One time my Dad told a person (right in front of me) “Tommy is a good boy”. That statement shocked me; seemed so abnormal. Let me clarify; we didn’t do any really bad things, but just doing confession, holding the subjective guilt with nobody explaining to us any different, formed our identities. We were sincere. So, already forming a certain bent, dad’s words caught me off guard.
Now then, we started pinching our lunch time milk nickel, and spending it at the candy store across the street from the church. School offered the option of chocolate milk but we balked at it. We liked candy better. I started labeling this activity as ‘stealing’ and confessing it; 4 times, 5 times, as was the case. I could not tell a lie, so when I started, I counted how many times a week I could get away with it. Too many times and I would miss communion on Sunday and missing communion stirred up mom and dad.

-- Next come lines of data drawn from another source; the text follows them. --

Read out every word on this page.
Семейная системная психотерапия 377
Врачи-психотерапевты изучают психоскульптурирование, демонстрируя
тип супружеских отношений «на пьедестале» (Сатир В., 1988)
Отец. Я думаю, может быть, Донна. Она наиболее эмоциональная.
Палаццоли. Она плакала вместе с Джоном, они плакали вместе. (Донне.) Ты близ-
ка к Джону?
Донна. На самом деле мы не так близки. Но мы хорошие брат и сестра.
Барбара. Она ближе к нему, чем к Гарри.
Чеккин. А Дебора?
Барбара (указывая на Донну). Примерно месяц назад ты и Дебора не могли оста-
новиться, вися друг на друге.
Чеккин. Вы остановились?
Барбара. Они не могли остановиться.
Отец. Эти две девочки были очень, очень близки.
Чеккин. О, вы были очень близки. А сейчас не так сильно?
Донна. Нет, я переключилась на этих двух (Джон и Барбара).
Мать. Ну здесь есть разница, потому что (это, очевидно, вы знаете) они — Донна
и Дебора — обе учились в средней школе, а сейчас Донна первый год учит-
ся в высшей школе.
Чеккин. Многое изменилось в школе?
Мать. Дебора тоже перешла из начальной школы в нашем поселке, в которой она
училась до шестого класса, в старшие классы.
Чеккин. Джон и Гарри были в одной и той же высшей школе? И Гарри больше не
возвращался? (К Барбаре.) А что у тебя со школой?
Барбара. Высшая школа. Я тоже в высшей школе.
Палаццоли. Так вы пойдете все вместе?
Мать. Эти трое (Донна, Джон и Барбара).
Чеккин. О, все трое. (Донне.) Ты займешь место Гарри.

My priest came to life once at confession and asked, “Son, what are you stealing”. “O crap”, I thought. (these guys never discussed anything; were kind of a faceless voice.) I was scared to death, but I told him the story and he said “that’s cheating.” Then, lo and behold, the faceless voice spoke again, ”for your penance don’t eat candy for a month!” I was floored, and felt tears welling, but I swallowed the challenge holding back the flood. What else could I do? My stealing/cheating thing came back and bit me.

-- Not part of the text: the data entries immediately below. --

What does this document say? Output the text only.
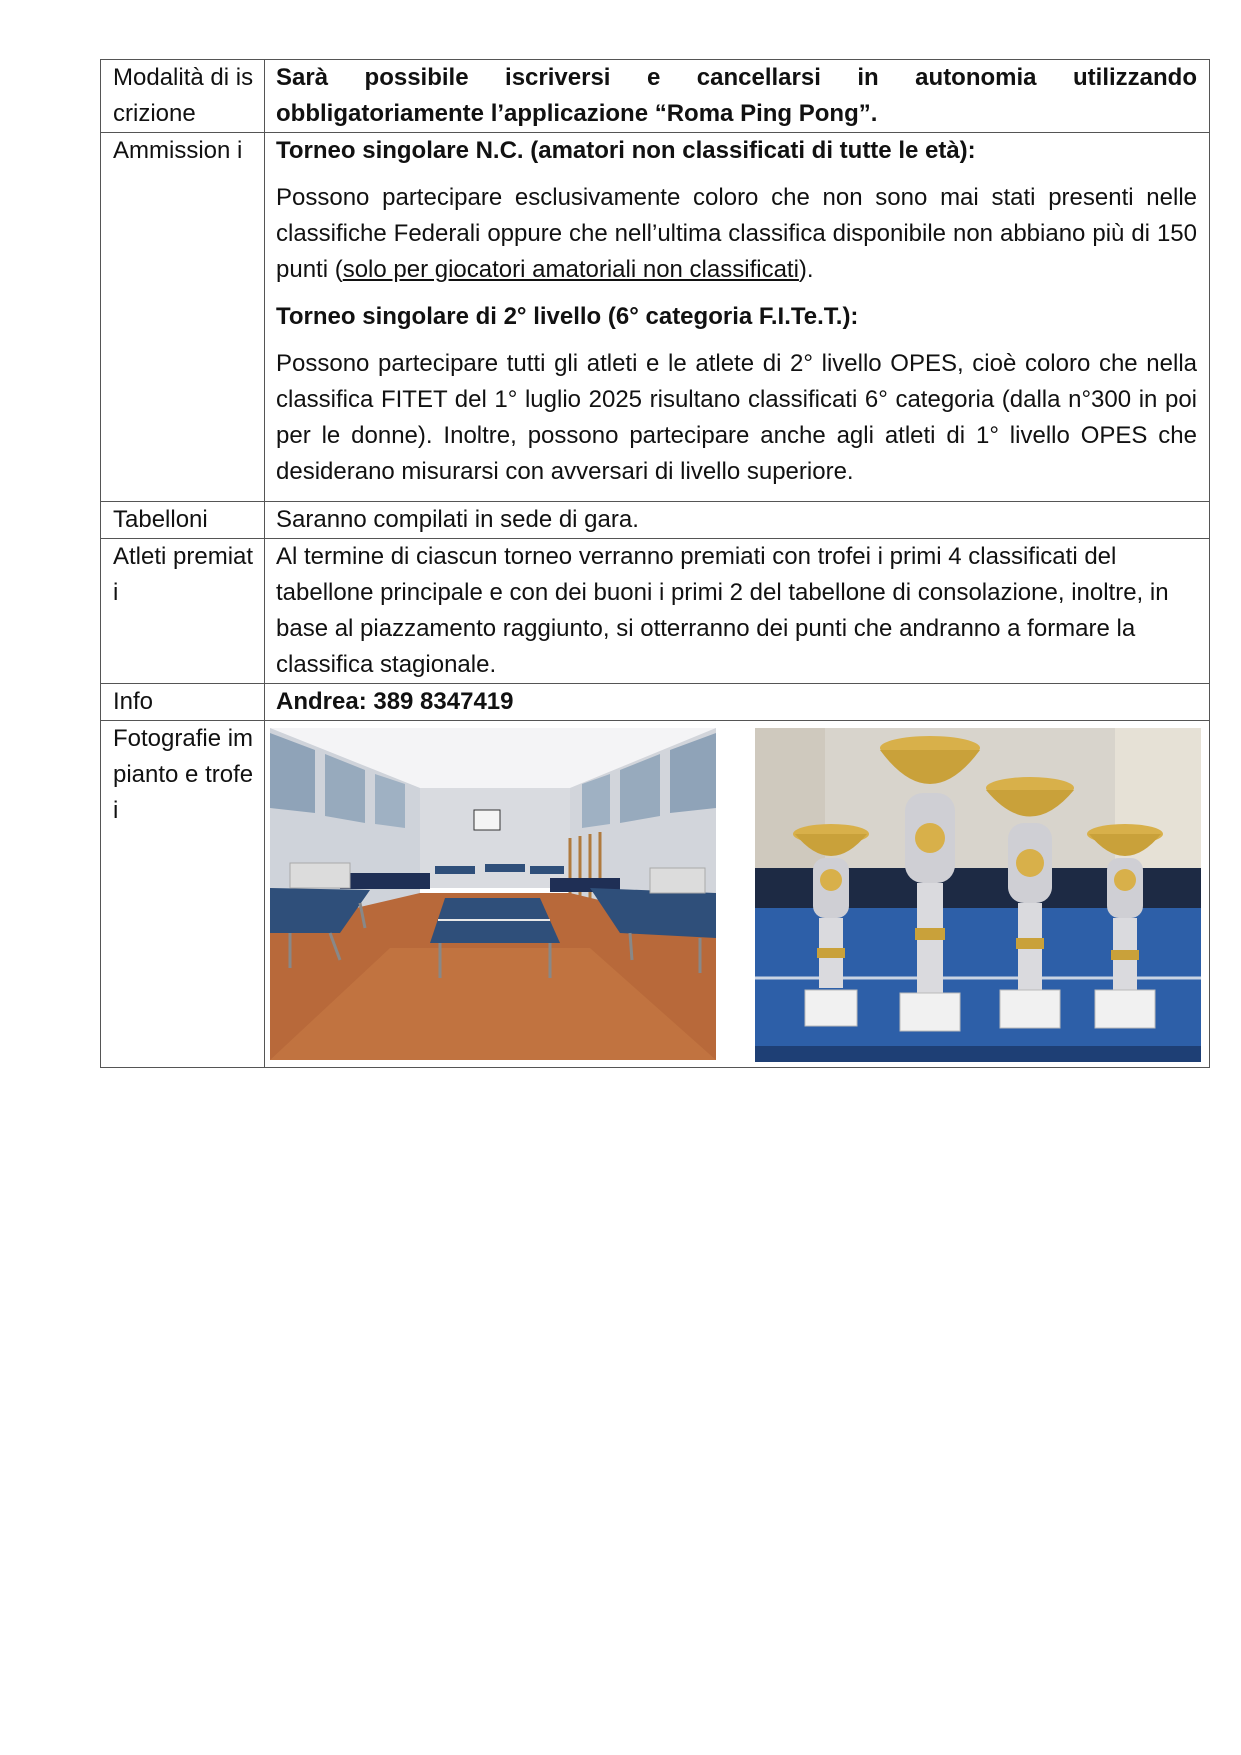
Modalità di iscrizione	Sarà possibile iscriversi e cancellarsi in autonomia utilizzando obbligatoriamente l’applicazione “Roma Ping Pong”.

Ammission i	Torneo singolare N.C. (amatori non classificati di tutte le età):

Possono partecipare esclusivamente coloro che non sono mai stati presenti nelle classifiche Federali oppure che nell’ultima classifica disponibile non abbiano più di 150 punti (solo per giocatori amatoriali non classificati).

Torneo singolare di 2° livello (6° categoria F.I.Te.T.):

Possono partecipare tutti gli atleti e le atlete di 2° livello OPES, cioè coloro che nella classifica FITET del 1° luglio 2025 risultano classificati 6° categoria (dalla n°300 in poi per le donne). Inoltre, possono partecipare anche agli atleti di 1° livello OPES che desiderano misurarsi con avversari di livello superiore.

Tabelloni	Saranno compilati in sede di gara.

Atleti premiati	Al termine di ciascun torneo verranno premiati con trofei i primi 4 classificati del tabellone principale e con dei buoni i primi 2 del tabellone di consolazione, inoltre, in base al piazzamento raggiunto, si otterranno dei punti che andranno a formare la classifica stagionale.

Info	Andrea: 389 8347419

Fotografie impianto e trofei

So, as the story goes, a week later, riding the school bus, a kid slipped me a gum drop. Half way down, I remembered the penance. I knew, messing up the penance meant forgiveness is lost, and also Sunday communion; deep do-do.

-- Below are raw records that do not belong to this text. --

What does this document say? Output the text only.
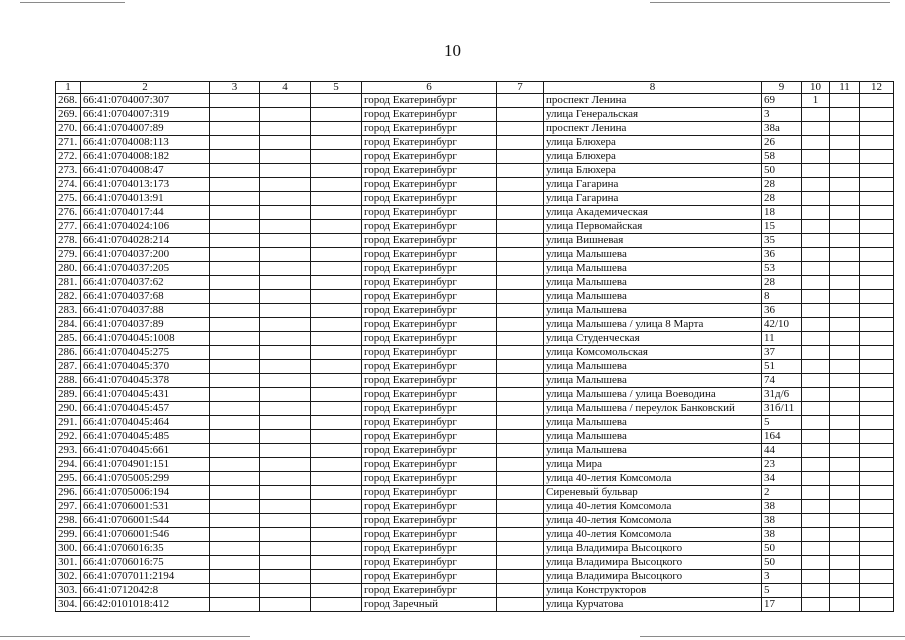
10
1	2	3	4	5	6	7	8	9	10	11	12
268.	66:41:0704007:307				город Екатеринбург		проспект Ленина	69	1		
269.	66:41:0704007:319				город Екатеринбург		улица Генеральская	3			
270.	66:41:0704007:89				город Екатеринбург		проспект Ленина	38а			
271.	66:41:0704008:113				город Екатеринбург		улица Блюхера	26			
272.	66:41:0704008:182				город Екатеринбург		улица Блюхера	58			
273.	66:41:0704008:47				город Екатеринбург		улица Блюхера	50			
274.	66:41:0704013:173				город Екатеринбург		улица Гагарина	28			
275.	66:41:0704013:91				город Екатеринбург		улица Гагарина	28			
276.	66:41:0704017:44				город Екатеринбург		улица Академическая	18			
277.	66:41:0704024:106				город Екатеринбург		улица Первомайская	15			
278.	66:41:0704028:214				город Екатеринбург		улица Вишневая	35			
279.	66:41:0704037:200				город Екатеринбург		улица Малышева	36			
280.	66:41:0704037:205				город Екатеринбург		улица Малышева	53			
281.	66:41:0704037:62				город Екатеринбург		улица Малышева	28			
282.	66:41:0704037:68				город Екатеринбург		улица Малышева	8			
283.	66:41:0704037:88				город Екатеринбург		улица Малышева	36			
284.	66:41:0704037:89				город Екатеринбург		улица Малышева / улица 8 Марта	42/10			
285.	66:41:0704045:1008				город Екатеринбург		улица Студенческая	11			
286.	66:41:0704045:275				город Екатеринбург		улица Комсомольская	37			
287.	66:41:0704045:370				город Екатеринбург		улица Малышева	51			
288.	66:41:0704045:378				город Екатеринбург		улица Малышева	74			
289.	66:41:0704045:431				город Екатеринбург		улица Малышева / улица Воеводина	31д/6			
290.	66:41:0704045:457				город Екатеринбург		улица Малышева / переулок Банковский	31б/11			
291.	66:41:0704045:464				город Екатеринбург		улица Малышева	5			
292.	66:41:0704045:485				город Екатеринбург		улица Малышева	164			
293.	66:41:0704045:661				город Екатеринбург		улица Малышева	44			
294.	66:41:0704901:151				город Екатеринбург		улица Мира	23			
295.	66:41:0705005:299				город Екатеринбург		улица 40-летия Комсомола	34			
296.	66:41:0705006:194				город Екатеринбург		Сиреневый бульвар	2			
297.	66:41:0706001:531				город Екатеринбург		улица 40-летия Комсомола	38			
298.	66:41:0706001:544				город Екатеринбург		улица 40-летия Комсомола	38			
299.	66:41:0706001:546				город Екатеринбург		улица 40-летия Комсомола	38			
300.	66:41:0706016:35				город Екатеринбург		улица Владимира Высоцкого	50			
301.	66:41:0706016:75				город Екатеринбург		улица Владимира Высоцкого	50			
302.	66:41:0707011:2194				город Екатеринбург		улица Владимира Высоцкого	3			
303.	66:41:0712042:8				город Екатеринбург		улица Конструкторов	5			
304.	66:42:0101018:412				город Заречный		улица Курчатова	17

Nevertheless,something came over me and it was too far in, so I just sucked down the rest of it. I could have spit it out but was entranced by its awesome flavor. O the shame!
However, as I was sinking deep in guilt, I suddenly remembered, confession was that very week. Relieved, I bit the bullet till Friday night. I had just sinned but felt, “I’m learning the game”
Boy was I ever wrong! This time I told the priest “I didn’t do my penance, one time.” He asked for details, and then slapped another month of no candy on me; more guilt, I was bummed. I had already failed at it first time. Now, angry and sensing an injustice, the complexity mounted and shook me.
Shortly down the road, another weak moment ensued (I think it was a Peppermint Patti) and my fears and shame were realized again. I started confessing it as “I lied 6 or 7 times” and figured that to cover it all. This brought more guilt because every time I confessed lying, I could have added double; (I lied when I confessed lying, and so on).
I didn’t want to admit stealing or cheating and risk the wrath of that priest again. Finally, I found a real solution: the other priest’s booth, long line and all became my new home. I simply started going to confession in the next booth and later to another church.
Experience, sweet experience grew on our side, and later we battled the can’t-eat-meat-on-Friday rule. Friday in the Fall of the year, brought Football night and the hot dogs were especially inviting. Worse here; this was a mortal sin, meaning if you die with a sin like this on your soul you go strait to hell. Imagine the inward struggle, glands salivating.
In summary, we were trying to play a game which eventually proved too hard to play and we adapted at first. That is all; we just found a way to pretend and adapt at an impossible thing, and we joined the crowd of fakers and shakers. O we figured it out alright; and spent the next several years in an empty phony existence which led to despair. Life was slowly loosing any semblance of making sense.
On the horizon loomed hope—the option for an “eat-drink-and-be-merry for tomorrow we die” deal spoke loudly; and because of our disillusionment, it sounded better and better. Yes, we would try this too. Truthfully, both options only resulted in deeper and emptier despair.
Thankfully, at age 25, mercy found me, and picked me up. I became a child of God, and life and love came back.